Okay, let’s move on to resource management, JMS is quite resource heavy. Connections, sessions, producers and consumers are all resources, by which I mean you actually have to close them once you are done. If you don’t, you have a resource leak on your hands, which can be difficult to track down. There isn’t really any good constructs in the Java language to prevent leaks from the framework perspective. You have the try-finally construct, but then you are relying on the clients to prevent the leak. Closures might make an appearance to help this later on, but it still has to be seen if it ever makes the cut. However, static analysis once again can help detect potential bugs, if your close call is not in a finally block (or not there at all), you probably have found a bug. On an application server, managing resources is easy, since it is up to the application server to manage them, you just have to give it a chance to do it. That means setting up a connection pool on the application server, not hold on to the connection and remember to close the connection. To hold on to the connection is a common mistake, after all you are supposed to fetch resources on ejbCreate() and release them on ejbRemove(). Well, that would be a mistake, because a JMS Connection is not expensive to get if it is in the pool is up and running, but by holding on to it, you might force the application server to create new connections which is expensive at creation and to maintain.

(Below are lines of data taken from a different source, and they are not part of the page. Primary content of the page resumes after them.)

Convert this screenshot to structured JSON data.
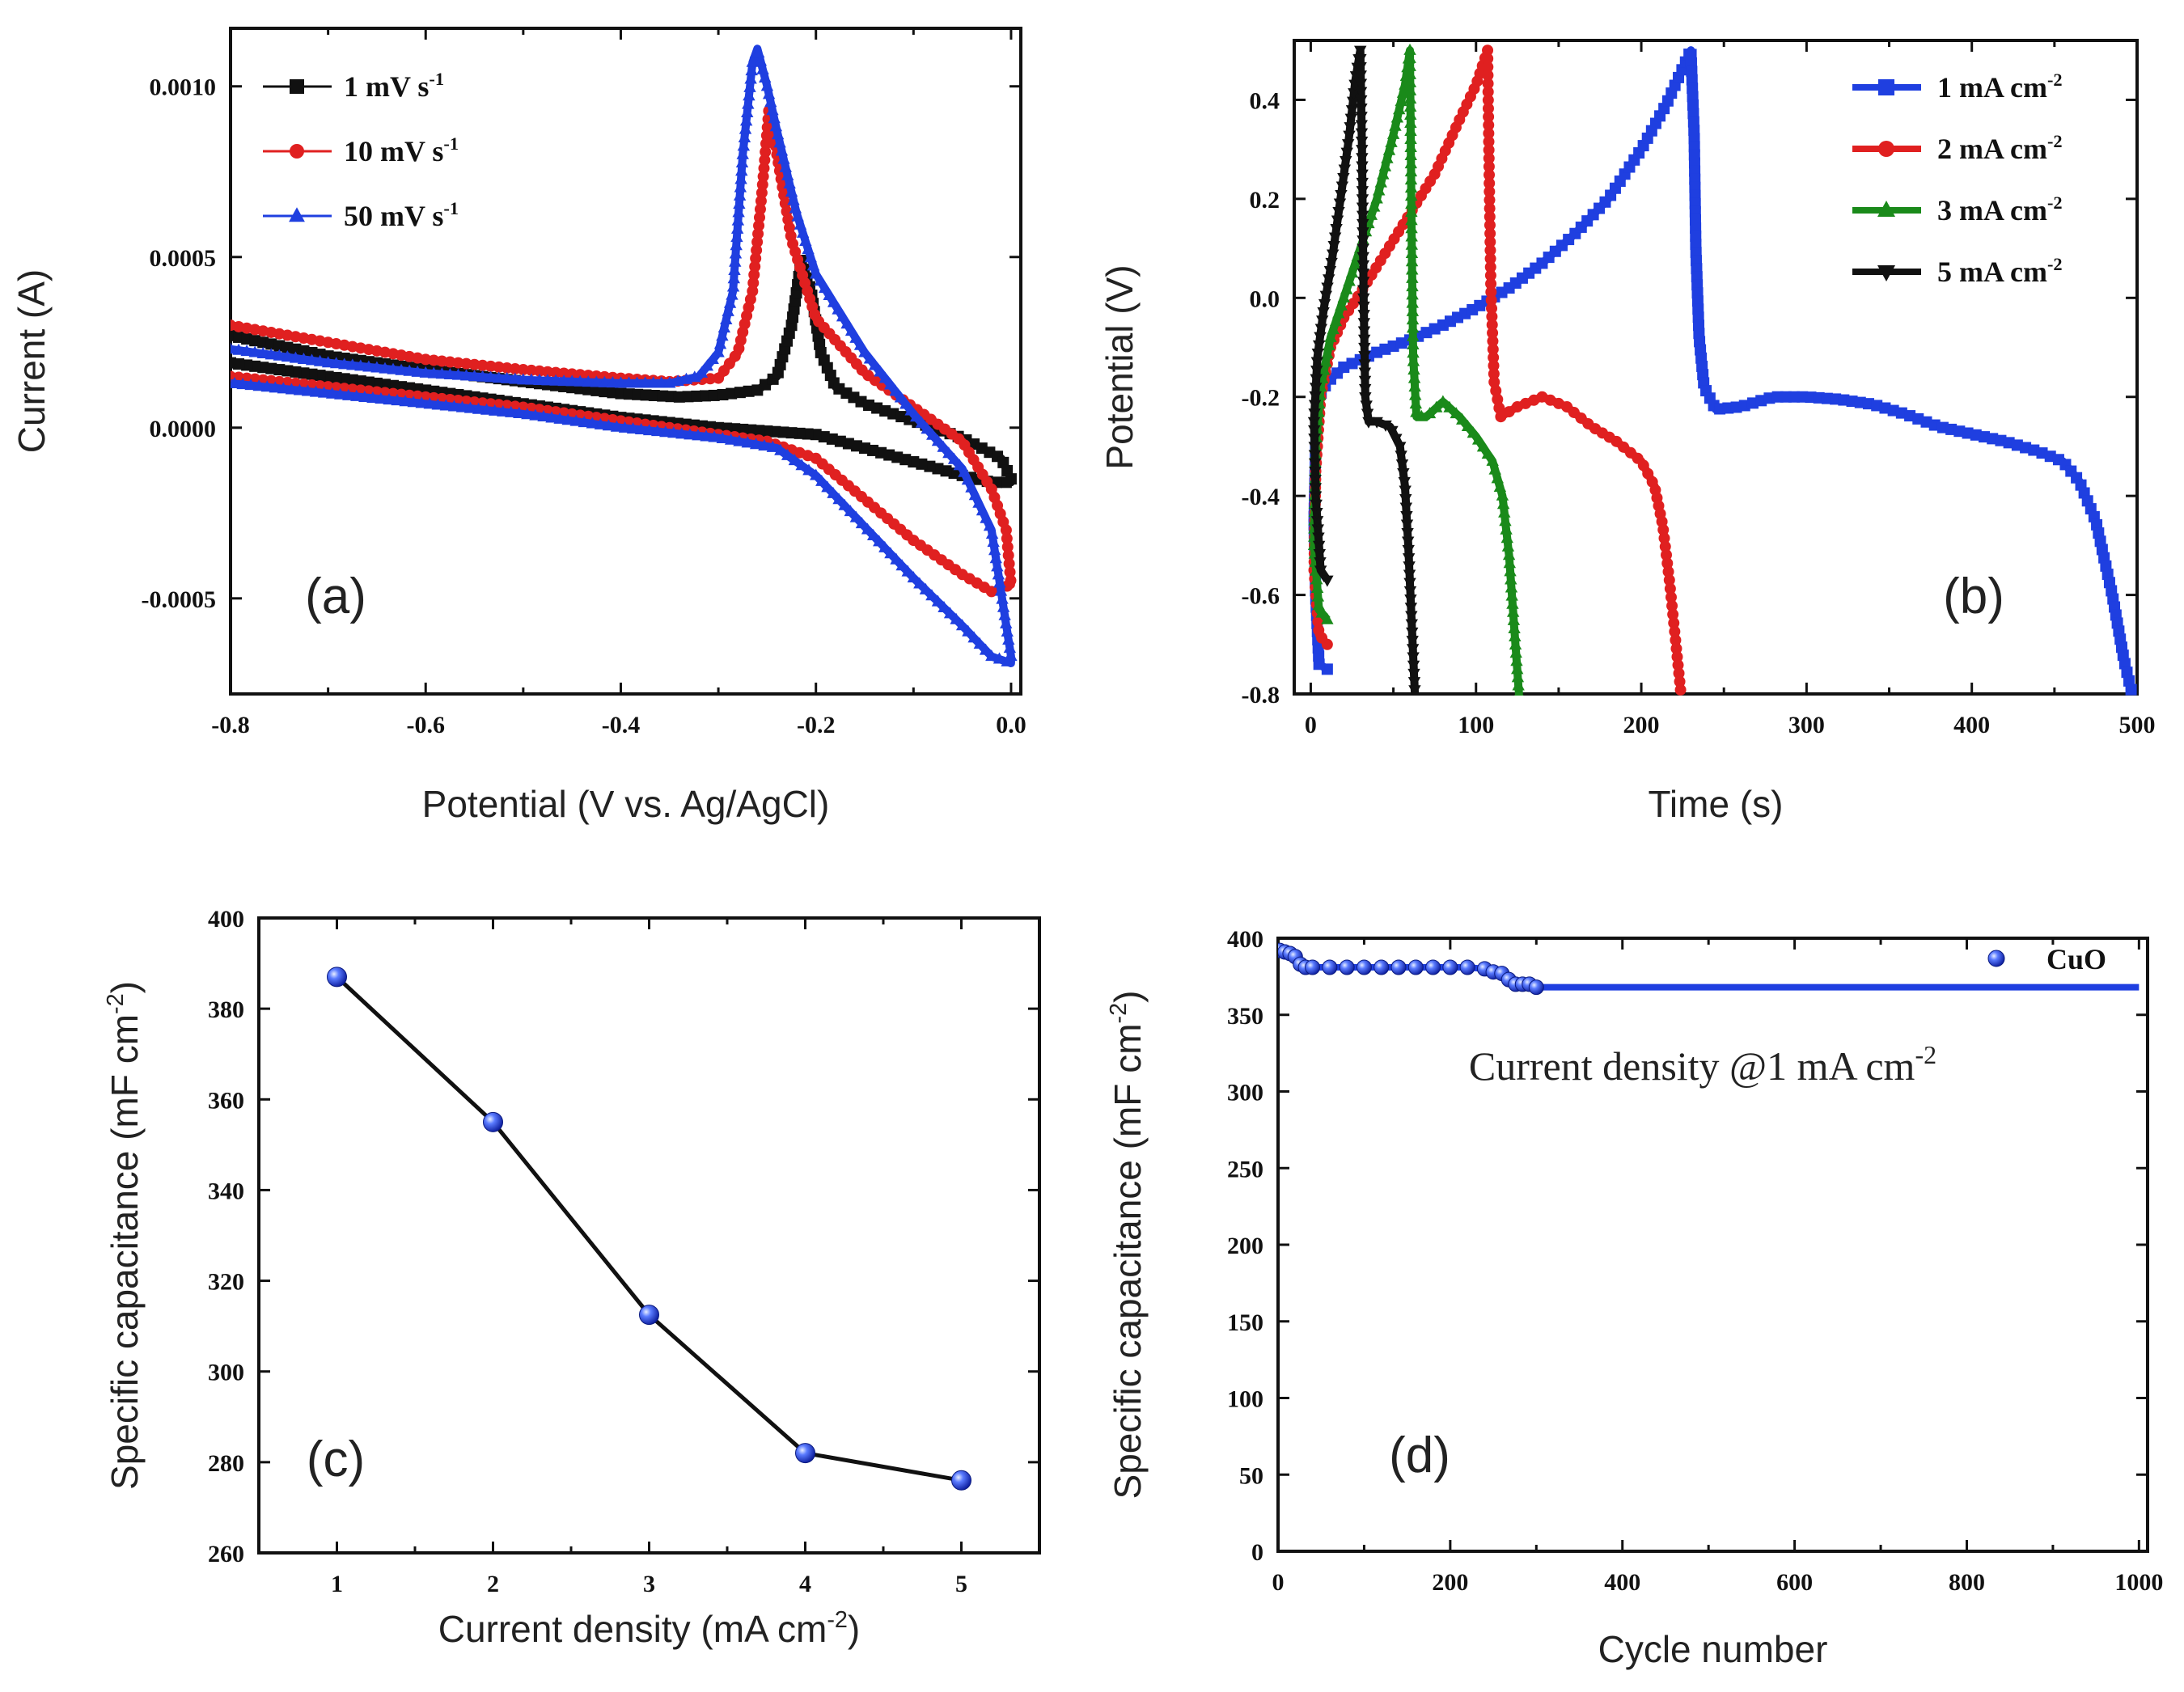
{
  "chart_data": [
    {
      "id": "a",
      "type": "line",
      "panel_label": "(a)",
      "xlabel": "Potential (V vs. Ag/AgCl)",
      "ylabel": "Current (A)",
      "xlim": [
        -0.8,
        0.01
      ],
      "ylim": [
        -0.00078,
        0.00117
      ],
      "xticks": [
        -0.8,
        -0.6,
        -0.4,
        -0.2,
        0.0
      ],
      "xtick_labels": [
        "-0.8",
        "-0.6",
        "-0.4",
        "-0.2",
        "0.0"
      ],
      "yticks": [
        -0.0005,
        0.0,
        0.0005,
        0.001
      ],
      "ytick_labels": [
        "-0.0005",
        "0.0000",
        "0.0005",
        "0.0010"
      ],
      "legend_position": "top-left",
      "series": [
        {
          "name": "1 mV s-1",
          "label_main": "1 mV s",
          "label_sup": "-1",
          "color": "#111111",
          "marker": "square",
          "x": [
            -0.8,
            -0.7,
            -0.6,
            -0.5,
            -0.4,
            -0.34,
            -0.3,
            -0.26,
            -0.24,
            -0.225,
            -0.215,
            -0.205,
            -0.195,
            -0.18,
            -0.15,
            -0.1,
            -0.05,
            -0.01,
            0.0,
            0.0,
            -0.02,
            -0.05,
            -0.1,
            -0.15,
            -0.2,
            -0.3,
            -0.4,
            -0.5,
            -0.6,
            -0.7,
            -0.8
          ],
          "y": [
            0.00027,
            0.00021,
            0.00017,
            0.000135,
            0.0001,
            9e-05,
            9.5e-05,
            0.00011,
            0.00015,
            0.0003,
            0.00049,
            0.0004,
            0.00022,
            0.00012,
            7e-05,
            2e-05,
            -3e-05,
            -9e-05,
            -0.00015,
            -0.00016,
            -0.00016,
            -0.00014,
            -0.0001,
            -6e-05,
            -2e-05,
            0.0,
            3e-05,
            7e-05,
            0.00011,
            0.00015,
            0.00019
          ]
        },
        {
          "name": "10 mV s-1",
          "label_main": "10 mV s",
          "label_sup": "-1",
          "color": "#e02020",
          "marker": "circle",
          "x": [
            -0.8,
            -0.7,
            -0.6,
            -0.5,
            -0.4,
            -0.35,
            -0.3,
            -0.28,
            -0.265,
            -0.255,
            -0.248,
            -0.24,
            -0.225,
            -0.2,
            -0.15,
            -0.1,
            -0.05,
            -0.02,
            -0.005,
            0.0,
            -0.02,
            -0.05,
            -0.1,
            -0.15,
            -0.2,
            -0.25,
            -0.3,
            -0.4,
            -0.5,
            -0.6,
            -0.7,
            -0.8
          ],
          "y": [
            0.0003,
            0.00025,
            0.0002,
            0.00017,
            0.000145,
            0.000135,
            0.000145,
            0.00022,
            0.0004,
            0.0007,
            0.00094,
            0.0008,
            0.00055,
            0.00032,
            0.00016,
            6e-05,
            -4e-05,
            -0.00018,
            -0.0003,
            -0.00046,
            -0.00048,
            -0.00043,
            -0.00033,
            -0.00021,
            -9e-05,
            -4e-05,
            -2e-05,
            2e-05,
            6e-05,
            9e-05,
            0.00012,
            0.00015
          ]
        },
        {
          "name": "50 mV s-1",
          "label_main": "50 mV s",
          "label_sup": "-1",
          "color": "#1f3fe0",
          "marker": "triangle",
          "x": [
            -0.8,
            -0.7,
            -0.6,
            -0.5,
            -0.4,
            -0.35,
            -0.32,
            -0.3,
            -0.285,
            -0.275,
            -0.265,
            -0.26,
            -0.25,
            -0.24,
            -0.22,
            -0.2,
            -0.15,
            -0.1,
            -0.05,
            -0.02,
            0.0,
            0.0,
            -0.02,
            -0.05,
            -0.1,
            -0.15,
            -0.2,
            -0.24,
            -0.3,
            -0.4,
            -0.5,
            -0.6,
            -0.7,
            -0.8
          ],
          "y": [
            0.00023,
            0.00019,
            0.00016,
            0.00014,
            0.00013,
            0.00013,
            0.00015,
            0.00022,
            0.0004,
            0.0008,
            0.00107,
            0.00111,
            0.001,
            0.00087,
            0.00063,
            0.00045,
            0.00022,
            4e-05,
            -0.00012,
            -0.0003,
            -0.00067,
            -0.00069,
            -0.00067,
            -0.00058,
            -0.00044,
            -0.00029,
            -0.00014,
            -6e-05,
            -3e-05,
            0.0,
            4e-05,
            7e-05,
            0.0001,
            0.00013
          ]
        }
      ]
    },
    {
      "id": "b",
      "type": "line",
      "panel_label": "(b)",
      "xlabel": "Time (s)",
      "ylabel": "Potential (V)",
      "xlim": [
        -10,
        500
      ],
      "ylim": [
        -0.8,
        0.52
      ],
      "xticks": [
        0,
        100,
        200,
        300,
        400,
        500
      ],
      "xtick_labels": [
        "0",
        "100",
        "200",
        "300",
        "400",
        "500"
      ],
      "yticks": [
        -0.8,
        -0.6,
        -0.4,
        -0.2,
        0.0,
        0.2,
        0.4
      ],
      "ytick_labels": [
        "-0.8",
        "-0.6",
        "-0.4",
        "-0.2",
        "0.0",
        "0.2",
        "0.4"
      ],
      "legend_position": "top-right",
      "series": [
        {
          "name": "1 mA cm-2",
          "label_main": "1 mA cm",
          "label_sup": "-2",
          "color": "#1f3fe0",
          "marker": "square",
          "x": [
            10,
            5,
            3,
            2,
            3,
            5,
            10,
            20,
            40,
            60,
            80,
            100,
            120,
            140,
            160,
            180,
            200,
            215,
            230,
            232,
            233,
            235,
            238,
            245,
            260,
            280,
            300,
            320,
            340,
            360,
            380,
            400,
            420,
            440,
            455,
            465,
            475,
            485,
            492,
            497
          ],
          "y": [
            -0.75,
            -0.74,
            -0.6,
            -0.45,
            -0.3,
            -0.2,
            -0.17,
            -0.14,
            -0.11,
            -0.085,
            -0.055,
            -0.02,
            0.02,
            0.07,
            0.13,
            0.2,
            0.3,
            0.39,
            0.5,
            0.33,
            0.1,
            -0.08,
            -0.18,
            -0.225,
            -0.22,
            -0.2,
            -0.2,
            -0.205,
            -0.215,
            -0.235,
            -0.26,
            -0.275,
            -0.29,
            -0.31,
            -0.33,
            -0.37,
            -0.45,
            -0.6,
            -0.73,
            -0.8
          ]
        },
        {
          "name": "2 mA cm-2",
          "label_main": "2 mA cm",
          "label_sup": "-2",
          "color": "#e02020",
          "marker": "circle",
          "x": [
            10,
            5,
            2,
            3,
            6,
            12,
            20,
            30,
            45,
            60,
            75,
            90,
            100,
            107,
            108,
            109,
            111,
            115,
            125,
            140,
            155,
            170,
            185,
            200,
            208,
            213,
            217,
            221,
            224
          ],
          "y": [
            -0.7,
            -0.68,
            -0.55,
            -0.35,
            -0.2,
            -0.1,
            -0.04,
            0.01,
            0.09,
            0.17,
            0.25,
            0.36,
            0.43,
            0.5,
            0.24,
            0.02,
            -0.17,
            -0.24,
            -0.22,
            -0.2,
            -0.22,
            -0.26,
            -0.29,
            -0.33,
            -0.38,
            -0.46,
            -0.57,
            -0.7,
            -0.8
          ]
        },
        {
          "name": "3 mA cm-2",
          "label_main": "3 mA cm",
          "label_sup": "-2",
          "color": "#1a8a1a",
          "marker": "triangle",
          "x": [
            10,
            5,
            2,
            3,
            6,
            12,
            20,
            30,
            40,
            50,
            57,
            60,
            61,
            62,
            64,
            70,
            80,
            90,
            100,
            110,
            116,
            120,
            123,
            126
          ],
          "y": [
            -0.65,
            -0.63,
            -0.5,
            -0.3,
            -0.18,
            -0.08,
            0.0,
            0.1,
            0.2,
            0.33,
            0.43,
            0.5,
            0.14,
            -0.12,
            -0.24,
            -0.24,
            -0.21,
            -0.24,
            -0.28,
            -0.33,
            -0.4,
            -0.52,
            -0.66,
            -0.8
          ]
        },
        {
          "name": "5 mA cm-2",
          "label_main": "5 mA cm",
          "label_sup": "-2",
          "color": "#111111",
          "marker": "triangle-down",
          "x": [
            10,
            6,
            3,
            2,
            4,
            8,
            13,
            18,
            23,
            27,
            30,
            31,
            32,
            33,
            35,
            40,
            48,
            54,
            57,
            59,
            61,
            63
          ],
          "y": [
            -0.57,
            -0.55,
            -0.4,
            -0.25,
            -0.12,
            -0.02,
            0.08,
            0.2,
            0.32,
            0.44,
            0.5,
            0.3,
            0.0,
            -0.2,
            -0.25,
            -0.25,
            -0.26,
            -0.3,
            -0.38,
            -0.5,
            -0.65,
            -0.8
          ]
        }
      ]
    },
    {
      "id": "c",
      "type": "line",
      "panel_label": "(c)",
      "xlabel": "Current  density (mA cm-2)",
      "xlabel_main": "Current  density (mA cm",
      "xlabel_sup": "-2",
      "xlabel_end": ")",
      "ylabel": "Specific capacitance (mF cm-2)",
      "ylabel_main": "Specific capacitance (mF cm",
      "ylabel_sup": "-2",
      "ylabel_end": ")",
      "xlim": [
        0.5,
        5.5
      ],
      "ylim": [
        260,
        400
      ],
      "xticks": [
        1,
        2,
        3,
        4,
        5
      ],
      "xtick_labels": [
        "1",
        "2",
        "3",
        "4",
        "5"
      ],
      "yticks": [
        260,
        280,
        300,
        320,
        340,
        360,
        380,
        400
      ],
      "ytick_labels": [
        "260",
        "280",
        "300",
        "320",
        "340",
        "360",
        "380",
        "400"
      ],
      "series": [
        {
          "name": "CuO",
          "color": "#1f3fe0",
          "line_color": "#111111",
          "marker": "sphere",
          "x": [
            1,
            2,
            3,
            4,
            5
          ],
          "y": [
            387,
            355,
            312.5,
            282,
            276
          ]
        }
      ]
    },
    {
      "id": "d",
      "type": "scatter",
      "panel_label": "(d)",
      "xlabel": "Cycle number",
      "ylabel": "Specific capacitance (mF cm-2)",
      "ylabel_main": "Specific capacitance (mF cm",
      "ylabel_sup": "-2",
      "ylabel_end": ")",
      "annotation": "Current density @1 mA cm-2",
      "annotation_main": "Current density @1 mA cm",
      "annotation_sup": "-2",
      "xlim": [
        0,
        1010
      ],
      "ylim": [
        0,
        400
      ],
      "xticks": [
        0,
        200,
        400,
        600,
        800,
        1000
      ],
      "xtick_labels": [
        "0",
        "200",
        "400",
        "600",
        "800",
        "1000"
      ],
      "yticks": [
        0,
        50,
        100,
        150,
        200,
        250,
        300,
        350,
        400
      ],
      "ytick_labels": [
        "0",
        "50",
        "100",
        "150",
        "200",
        "250",
        "300",
        "350",
        "400"
      ],
      "legend_position": "top-right",
      "series": [
        {
          "name": "CuO",
          "color": "#1f3fe0",
          "marker": "sphere",
          "x": [
            2,
            8,
            14,
            20,
            26,
            32,
            40,
            60,
            80,
            100,
            120,
            140,
            160,
            180,
            200,
            220,
            240,
            250,
            260,
            268,
            276,
            284,
            292,
            300,
            320,
            340,
            360,
            380,
            400,
            420,
            440,
            460,
            480,
            500,
            520,
            540,
            560,
            580,
            600,
            620,
            640,
            660,
            680,
            700,
            720,
            740,
            760,
            780,
            800,
            820,
            840,
            860,
            880,
            900,
            920,
            940,
            960,
            980,
            1000
          ],
          "y": [
            392,
            391,
            390,
            388,
            383,
            381,
            381,
            381,
            381,
            381,
            381,
            381,
            381,
            381,
            381,
            381,
            380,
            378,
            377,
            373,
            370,
            370,
            370,
            368,
            368,
            368,
            368,
            368,
            368,
            368,
            368,
            368,
            368,
            368,
            368,
            368,
            368,
            368,
            368,
            368,
            368,
            368,
            368,
            368,
            368,
            368,
            368,
            368,
            368,
            368,
            368,
            368,
            368,
            368,
            368,
            368,
            368,
            368,
            368
          ]
        }
      ]
    }
  ]
}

Therefore, if on the server the same recommendation than for Sessions in the previous section applies, always make your connections local variables. On the client, things are a little bit more complicated. Nobody is managing resources but you, so you have to be a little bit more careful. You could just create your connections and release them right away when you are done. This would work well if you only send messages from time to time. Of course, you can’t do that for listeners. If your clients are heavily using JMS, you might want to implement your own pooling mechanism. This is easier than it sounds, basically all you need to do is put a wrapper around the ConnectionFactory, and since you probably already have a service locator implemented, you could have it return the wrapper instead of the vendor’s connection factory. The advantage of this is that no matter how well the vendor’s implementation scales you can tweak your end of the system.

Last but not least is fault tolerance. This is actually not a part of the JMS spec, they did not want to put up rules for what should happen when the services start failing for a reason or another. For example, nowhere does it specify what to do if a queue fills up (i.e. the consumer is not there anymore). So it goes from throwing an exception to blocking, to just throwing away messages. With these kinds of conditions it is difficult for the developer to know what to do since it will depend a great deal on the JMS provider implementation. This is probably the least compelling about the JMS spec, it defines very well the success scenarios but when it comes to the edgy failures they leave it to the implementation. Flexibility is good, but it makes it a pain to switch from one implementation to the other. A tempting solution is to wrap the vendor’s implementation with your own implementation that will enforce a certain behaviour. This is not very satisfying because that defeats the out of the box solution that JMS should be. The only recommendation is to read the vendor’s documentation very carefully before choosing (or switching to) one to make sure that it offers satisfying fault tolerance mechanisms for your project.

So all in all, while I still consider the JMS spec to be very well designed there are a few practical matters that make it difficult to get right in practice. Some are due to developer “laziness”, but others like a total lack of specification of any fault tolerance or reliability mechanism are embedded into it. However, nothing that cannot be solved with a little discipline on both the architects side and the developers side, so with this in mind, it should be a tool of choice in your asynchronous communication toolbox.